Once the content has been decided upon, that content must be covered in depth so that the students have sufficient detailed knowledge of the material to write well supported responses to the essay questions on the exam. A senior Paper 2 examiner recently wrote that the main problem he sees in Paper is a lack of detailed content – students have a good general grasp of the concepts but have a difficult time supporting their arguments effectively because their essays lack factual detail. One way of ensuring sufficient content is to link the 20th century topic to the HL option and the Prescribed Subject as much as possible so that information gets reinforced and explained in a variety of ways. Another way is through supplementary readings, but this can be a very onerous assignment for ELLs. Yet another way is to have students choose one area of interest to them with each topic and have them write a series of research papers that explore one issue in greater depth, e.g., the role of women in Single Party States.
Students also need to know how to write persuasive essays in a timed situation. Writing 2 essays on vastly different topics in 90 minutes is a very challenging task, and only practice will help students learn how to do this. There is no one prescribed method for writing a history essay, but students must focus on the question they have been asked – which is far more difficult for most students than it sounds. They need to formulate an argument – there is no requirement that they present a thesis, but many successful essays do indeed have one.
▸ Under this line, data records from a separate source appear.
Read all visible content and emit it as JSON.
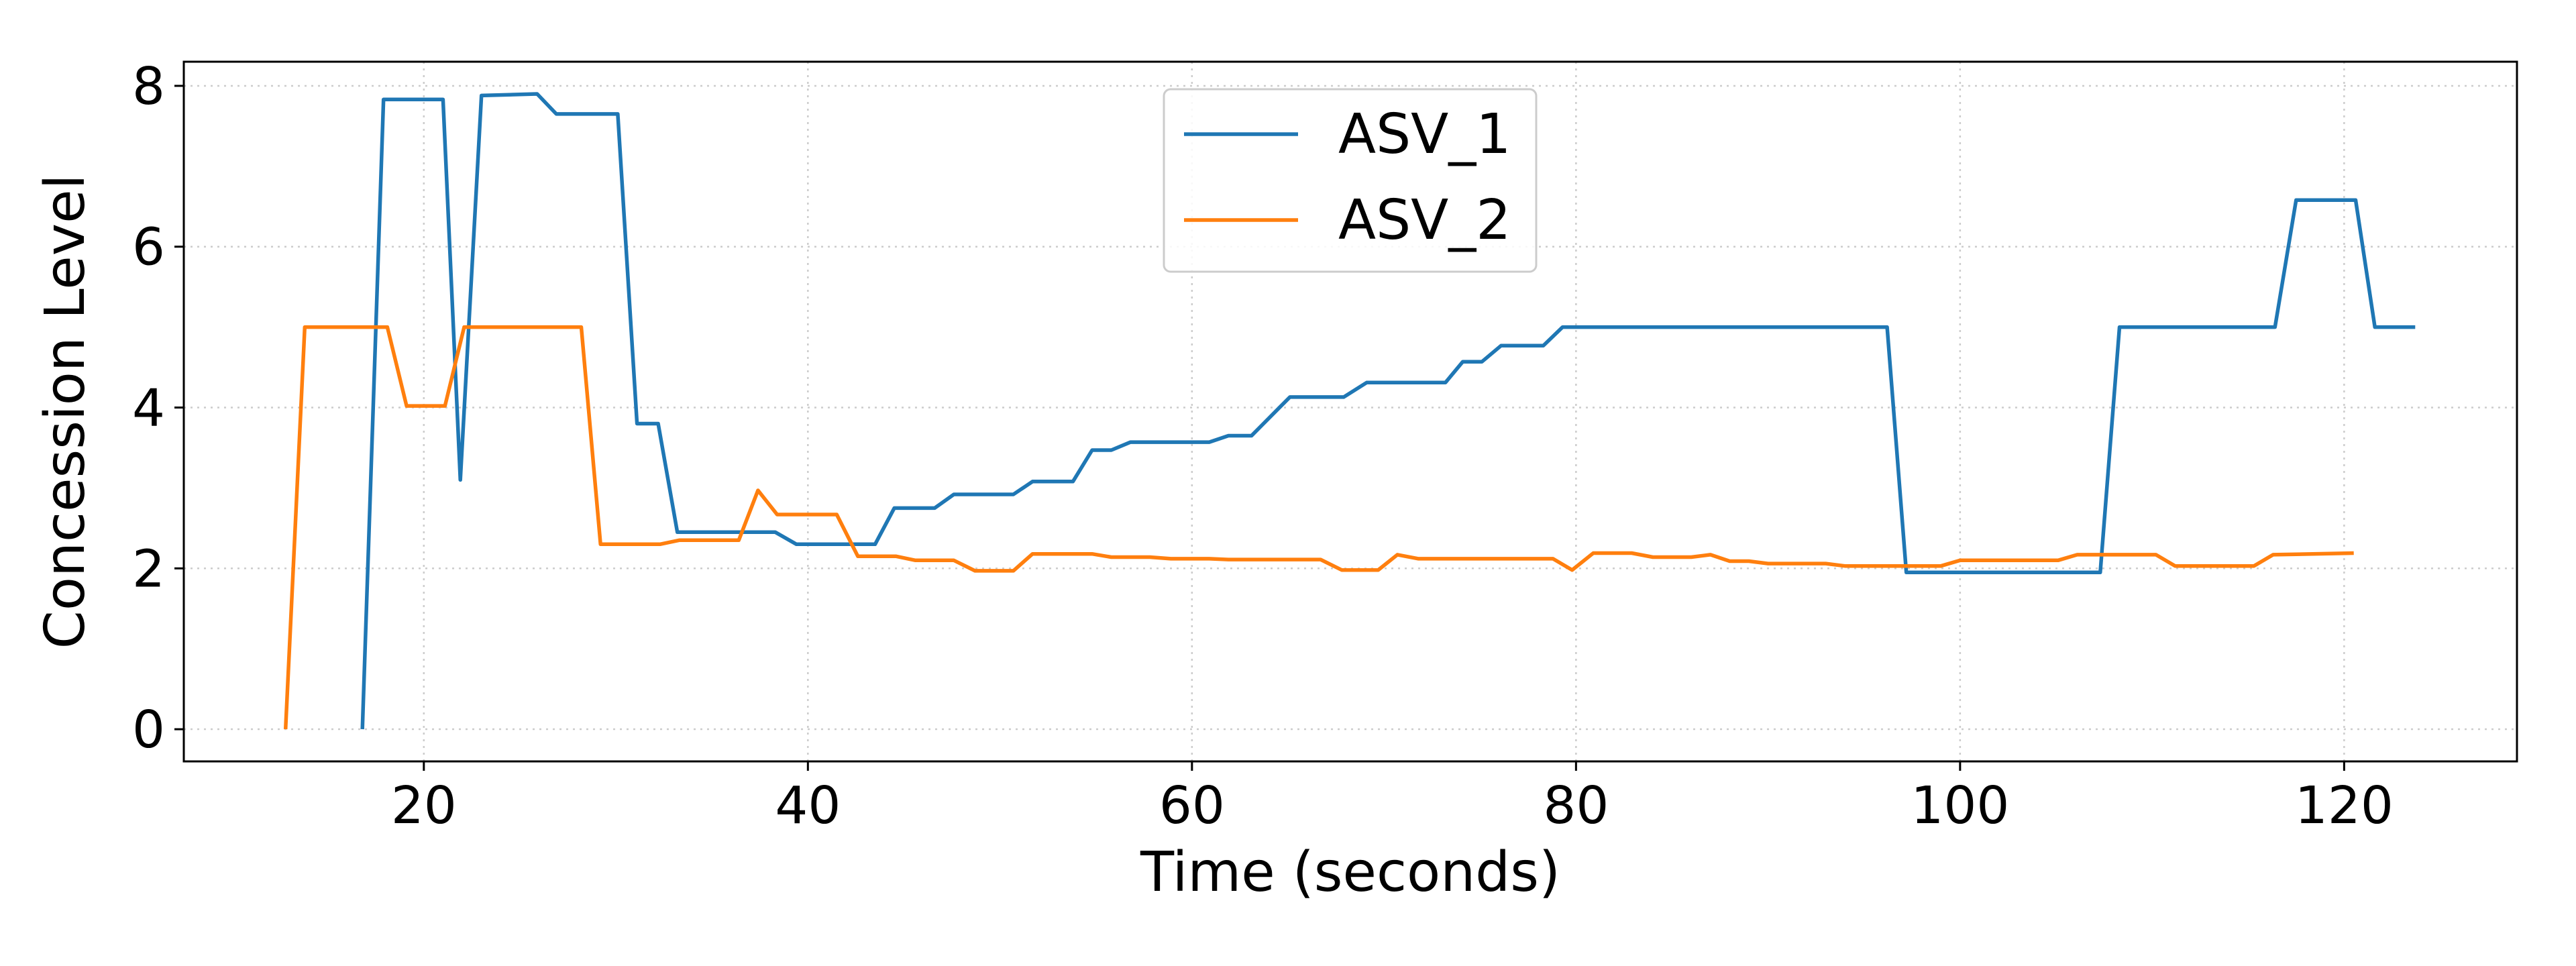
{
  "chart_data": {
    "type": "line",
    "title": "",
    "xlabel": "Time (seconds)",
    "ylabel": "Concession Level",
    "xlim": [
      7.5,
      129
    ],
    "ylim": [
      -0.4,
      8.3
    ],
    "xticks": [
      20,
      40,
      60,
      80,
      100,
      120
    ],
    "yticks": [
      0,
      2,
      4,
      6,
      8
    ],
    "grid": true,
    "legend_position": "top-center",
    "series": [
      {
        "name": "ASV_1",
        "color": "#1f77b4",
        "points": [
          [
            16.8,
            0
          ],
          [
            17.9,
            7.83
          ],
          [
            21,
            7.83
          ],
          [
            21.9,
            3.1
          ],
          [
            23,
            7.88
          ],
          [
            25.9,
            7.9
          ],
          [
            26.9,
            7.65
          ],
          [
            30.1,
            7.65
          ],
          [
            31.1,
            3.8
          ],
          [
            32.2,
            3.8
          ],
          [
            33.2,
            2.45
          ],
          [
            38.3,
            2.45
          ],
          [
            39.4,
            2.3
          ],
          [
            43.5,
            2.3
          ],
          [
            44.5,
            2.75
          ],
          [
            46.6,
            2.75
          ],
          [
            47.6,
            2.92
          ],
          [
            50.7,
            2.92
          ],
          [
            51.7,
            3.08
          ],
          [
            53.8,
            3.08
          ],
          [
            54.8,
            3.47
          ],
          [
            55.8,
            3.47
          ],
          [
            56.8,
            3.57
          ],
          [
            60.9,
            3.57
          ],
          [
            61.9,
            3.65
          ],
          [
            63.1,
            3.65
          ],
          [
            65.1,
            4.13
          ],
          [
            67.9,
            4.13
          ],
          [
            69.1,
            4.31
          ],
          [
            73.2,
            4.31
          ],
          [
            74.1,
            4.57
          ],
          [
            75.1,
            4.57
          ],
          [
            76.1,
            4.77
          ],
          [
            78.3,
            4.77
          ],
          [
            79.3,
            5
          ],
          [
            96.2,
            5
          ],
          [
            97.2,
            1.95
          ],
          [
            107.3,
            1.95
          ],
          [
            108.3,
            5
          ],
          [
            116.4,
            5
          ],
          [
            117.5,
            6.58
          ],
          [
            120.6,
            6.58
          ],
          [
            121.6,
            5
          ],
          [
            123.7,
            5
          ]
        ]
      },
      {
        "name": "ASV_2",
        "color": "#ff7f0e",
        "points": [
          [
            12.8,
            0
          ],
          [
            13.8,
            5
          ],
          [
            18.1,
            5
          ],
          [
            19.1,
            4.02
          ],
          [
            21.1,
            4.02
          ],
          [
            22.1,
            5
          ],
          [
            28.2,
            5
          ],
          [
            29.2,
            2.3
          ],
          [
            32.3,
            2.3
          ],
          [
            33.3,
            2.35
          ],
          [
            36.4,
            2.35
          ],
          [
            37.4,
            2.97
          ],
          [
            38.4,
            2.67
          ],
          [
            41.5,
            2.67
          ],
          [
            42.6,
            2.15
          ],
          [
            44.6,
            2.15
          ],
          [
            45.6,
            2.1
          ],
          [
            47.6,
            2.1
          ],
          [
            48.7,
            1.97
          ],
          [
            50.7,
            1.97
          ],
          [
            51.7,
            2.18
          ],
          [
            54.8,
            2.18
          ],
          [
            55.8,
            2.14
          ],
          [
            57.8,
            2.14
          ],
          [
            58.9,
            2.12
          ],
          [
            60.9,
            2.12
          ],
          [
            61.9,
            2.11
          ],
          [
            66.7,
            2.11
          ],
          [
            67.8,
            1.98
          ],
          [
            69.7,
            1.98
          ],
          [
            70.7,
            2.17
          ],
          [
            71.8,
            2.12
          ],
          [
            78.8,
            2.12
          ],
          [
            79.8,
            1.98
          ],
          [
            80.9,
            2.19
          ],
          [
            82.9,
            2.19
          ],
          [
            84,
            2.14
          ],
          [
            86,
            2.14
          ],
          [
            87,
            2.17
          ],
          [
            88,
            2.09
          ],
          [
            89,
            2.09
          ],
          [
            90,
            2.06
          ],
          [
            93,
            2.06
          ],
          [
            94,
            2.03
          ],
          [
            99,
            2.03
          ],
          [
            100,
            2.1
          ],
          [
            105.1,
            2.1
          ],
          [
            106.1,
            2.17
          ],
          [
            110.2,
            2.17
          ],
          [
            111.2,
            2.03
          ],
          [
            115.3,
            2.03
          ],
          [
            116.3,
            2.17
          ],
          [
            120.5,
            2.19
          ]
        ]
      }
    ]
  }
}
And, they need to support their arguments with both analysis and relevant factual evidence. Most teachers spend a lot of time over two years teaching students these skills and helping them to refine them. If an extended time period is available for students to do a mock exam of Paper 2, that is ideal as that gives the students concrete experience with the exam format that will be expected of them.
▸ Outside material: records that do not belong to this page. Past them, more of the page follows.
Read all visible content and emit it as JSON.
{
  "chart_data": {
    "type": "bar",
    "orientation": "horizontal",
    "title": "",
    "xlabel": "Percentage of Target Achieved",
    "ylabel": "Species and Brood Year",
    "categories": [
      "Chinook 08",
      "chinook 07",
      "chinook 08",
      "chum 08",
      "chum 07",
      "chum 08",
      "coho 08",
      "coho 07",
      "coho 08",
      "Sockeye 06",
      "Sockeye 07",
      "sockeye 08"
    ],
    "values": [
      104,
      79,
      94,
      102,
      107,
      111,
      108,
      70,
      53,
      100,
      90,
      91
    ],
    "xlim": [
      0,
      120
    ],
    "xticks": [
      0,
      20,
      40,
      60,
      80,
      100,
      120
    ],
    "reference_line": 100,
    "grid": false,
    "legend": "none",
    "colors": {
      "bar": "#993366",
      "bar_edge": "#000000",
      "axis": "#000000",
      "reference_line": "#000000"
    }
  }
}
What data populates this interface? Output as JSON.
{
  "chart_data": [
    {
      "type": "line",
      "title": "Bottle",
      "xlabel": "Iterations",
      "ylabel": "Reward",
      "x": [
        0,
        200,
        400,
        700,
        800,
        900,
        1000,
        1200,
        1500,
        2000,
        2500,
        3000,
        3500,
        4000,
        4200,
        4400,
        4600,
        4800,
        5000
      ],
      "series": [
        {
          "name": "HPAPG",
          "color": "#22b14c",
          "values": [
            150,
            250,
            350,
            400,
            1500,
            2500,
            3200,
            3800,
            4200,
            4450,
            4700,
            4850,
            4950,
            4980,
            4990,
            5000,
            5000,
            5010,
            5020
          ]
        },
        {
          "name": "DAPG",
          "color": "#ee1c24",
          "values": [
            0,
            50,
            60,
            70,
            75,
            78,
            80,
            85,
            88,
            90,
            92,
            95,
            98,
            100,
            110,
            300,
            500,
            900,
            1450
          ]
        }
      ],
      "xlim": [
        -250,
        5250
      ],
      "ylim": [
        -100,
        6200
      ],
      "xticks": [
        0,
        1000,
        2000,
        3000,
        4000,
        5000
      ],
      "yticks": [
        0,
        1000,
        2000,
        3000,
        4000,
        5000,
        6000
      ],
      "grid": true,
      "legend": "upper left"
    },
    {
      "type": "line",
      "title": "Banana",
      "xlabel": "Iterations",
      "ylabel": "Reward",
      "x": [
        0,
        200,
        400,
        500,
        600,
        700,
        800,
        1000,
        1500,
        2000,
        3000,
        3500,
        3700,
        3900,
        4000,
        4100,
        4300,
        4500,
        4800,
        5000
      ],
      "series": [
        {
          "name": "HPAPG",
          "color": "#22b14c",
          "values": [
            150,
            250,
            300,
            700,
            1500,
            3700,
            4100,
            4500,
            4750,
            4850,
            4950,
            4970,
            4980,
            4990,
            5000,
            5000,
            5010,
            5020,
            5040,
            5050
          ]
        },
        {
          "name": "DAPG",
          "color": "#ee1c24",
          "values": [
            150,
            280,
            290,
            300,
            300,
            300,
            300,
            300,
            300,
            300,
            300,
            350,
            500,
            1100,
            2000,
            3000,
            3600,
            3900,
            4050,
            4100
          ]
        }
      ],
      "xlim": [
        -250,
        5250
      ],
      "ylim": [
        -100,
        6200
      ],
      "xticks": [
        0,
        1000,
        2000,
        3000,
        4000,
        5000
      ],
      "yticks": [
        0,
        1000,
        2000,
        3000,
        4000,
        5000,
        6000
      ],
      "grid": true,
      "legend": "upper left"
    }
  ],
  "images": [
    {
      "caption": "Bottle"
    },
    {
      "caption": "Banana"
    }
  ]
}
When all of this is accomplished is dependent upon how the curriculum has been developed but essay writing obviously must be developed and refined over the course of the entire two years. Even students with a strong background in essay writing prior to IB history will need time and practice so that their skills can mature. And that, in some respects is the final piece of the puzzle regarding success on this exam: academic maturity. Once again, as teachers, we are expected to help students develop unquantifiable but necessary qualities in our students – no small chore, and not the same for every student, but very important nonetheless.